Зак кивнул, сделал вдох и закричал:
– Господи, я еще не готов! Я должен Ахмеду пиво!
Все засмеялись, и те, кто понял, перевели тем, кто не понял.
Зак тоже засмеялся, повернулся на бок, содрогаясь от хохота над собственной шуткой, смеясь до потери сознания, и ничто больше не имело значения. Он прошел полмира в погоне за женой, которая не любила его, а теперь умирал за девушку, которую не знал. Того, что ее любил Ахмед, было достаточно. Он знал, что поступил правильно.
Однако на самом деле это было истерическое веселье.

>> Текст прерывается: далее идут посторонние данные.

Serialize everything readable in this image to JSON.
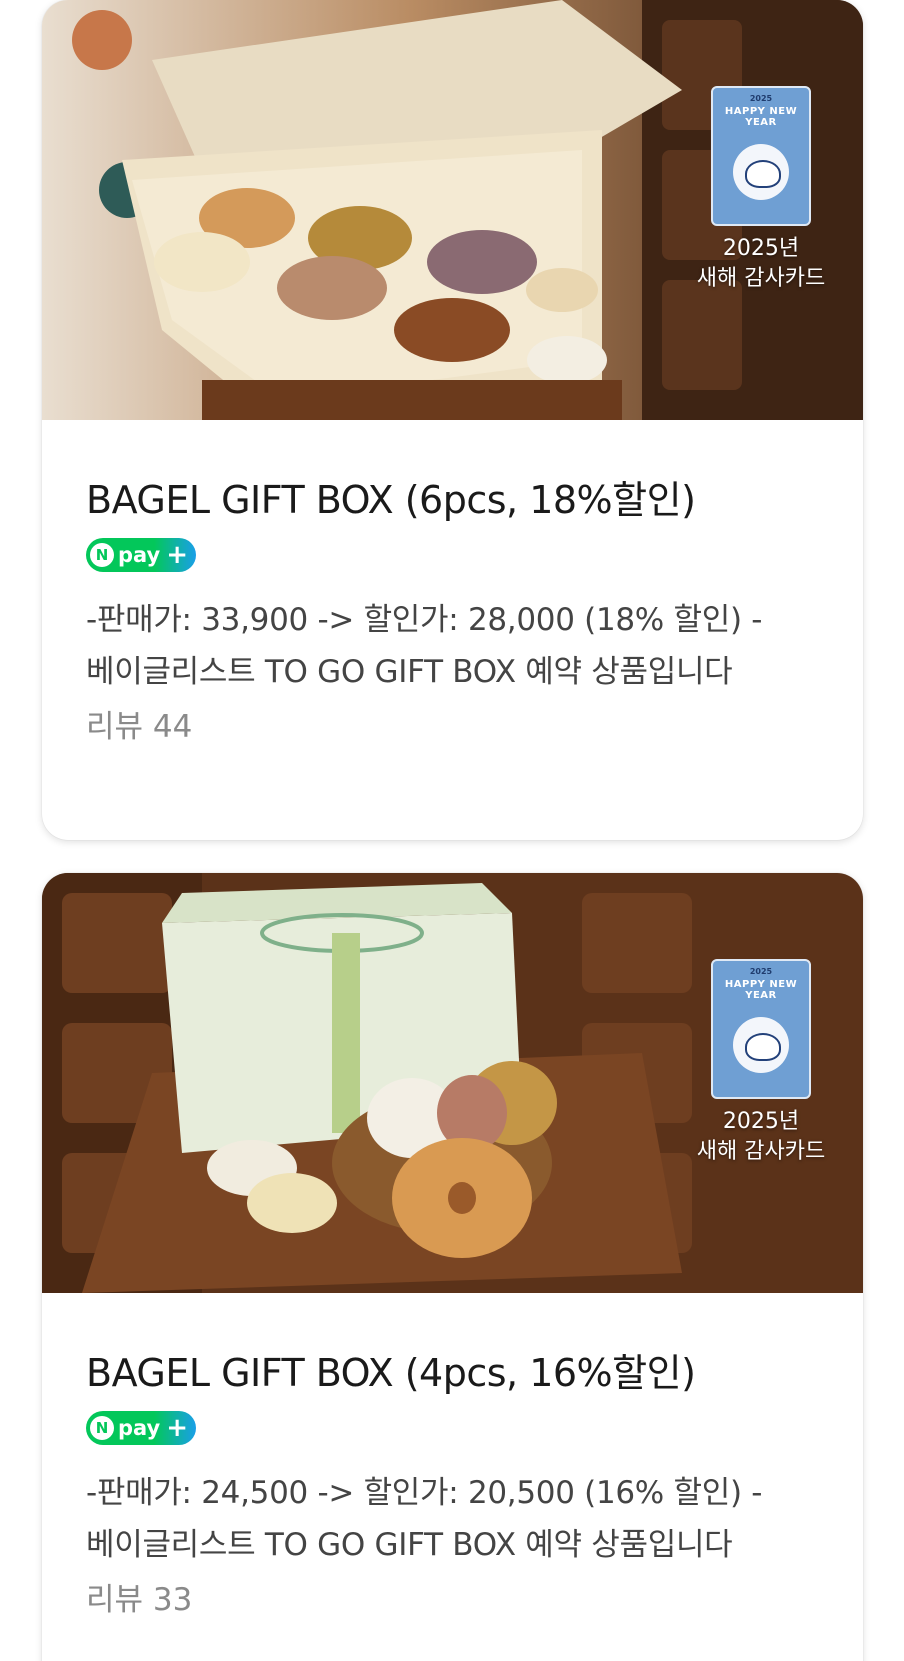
{
  "products": [
    {
      "image_overlay_text": [
        "2025년",
        "새해 감사카드"
      ],
      "card_year": "2025",
      "card_greeting": "HAPPY NEW YEAR",
      "title": "BAGEL GIFT BOX (6pcs, 18%할인)",
      "badge": {
        "n": "N",
        "word": "pay",
        "plus": "+"
      },
      "desc_line1": "-판매가: 33,900 -> 할인가: 28,000 (18% 할인) -",
      "desc_line2": "베이글리스트 TO GO GIFT BOX 예약 상품입니다",
      "review": "리뷰 44"
    },
    {
      "image_overlay_text": [
        "2025년",
        "새해 감사카드"
      ],
      "card_year": "2025",
      "card_greeting": "HAPPY NEW YEAR",
      "title": "BAGEL GIFT BOX (4pcs, 16%할인)",
      "badge": {
        "n": "N",
        "word": "pay",
        "plus": "+"
      },
      "desc_line1": "-판매가: 24,500 -> 할인가: 20,500 (16% 할인) -",
      "desc_line2": "베이글리스트 TO GO GIFT BOX 예약 상품입니다",
      "review": "리뷰 33"
    }
  ],
  "colors": {
    "npay_green": "#03c75a",
    "npay_blue": "#1a9fe8",
    "title": "#1a1a1a",
    "desc": "#444444",
    "review": "#8a8a8a"
  }
}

Как мало смысла часто имеет жизнь!
Данлоп безудержно смеялся, давясь от веселья, которое исчезло, когда его вдруг начало рвать.
Джесс покинул место между небом и землей и присоединился к матери, которая плакала от радости. Джесс тоже заплакал. Мэгги Моррелли – также известная как Мария из Галилеи, как арабская Умм Нут, как Матер Деи у греков – вспомнила, кто она такая.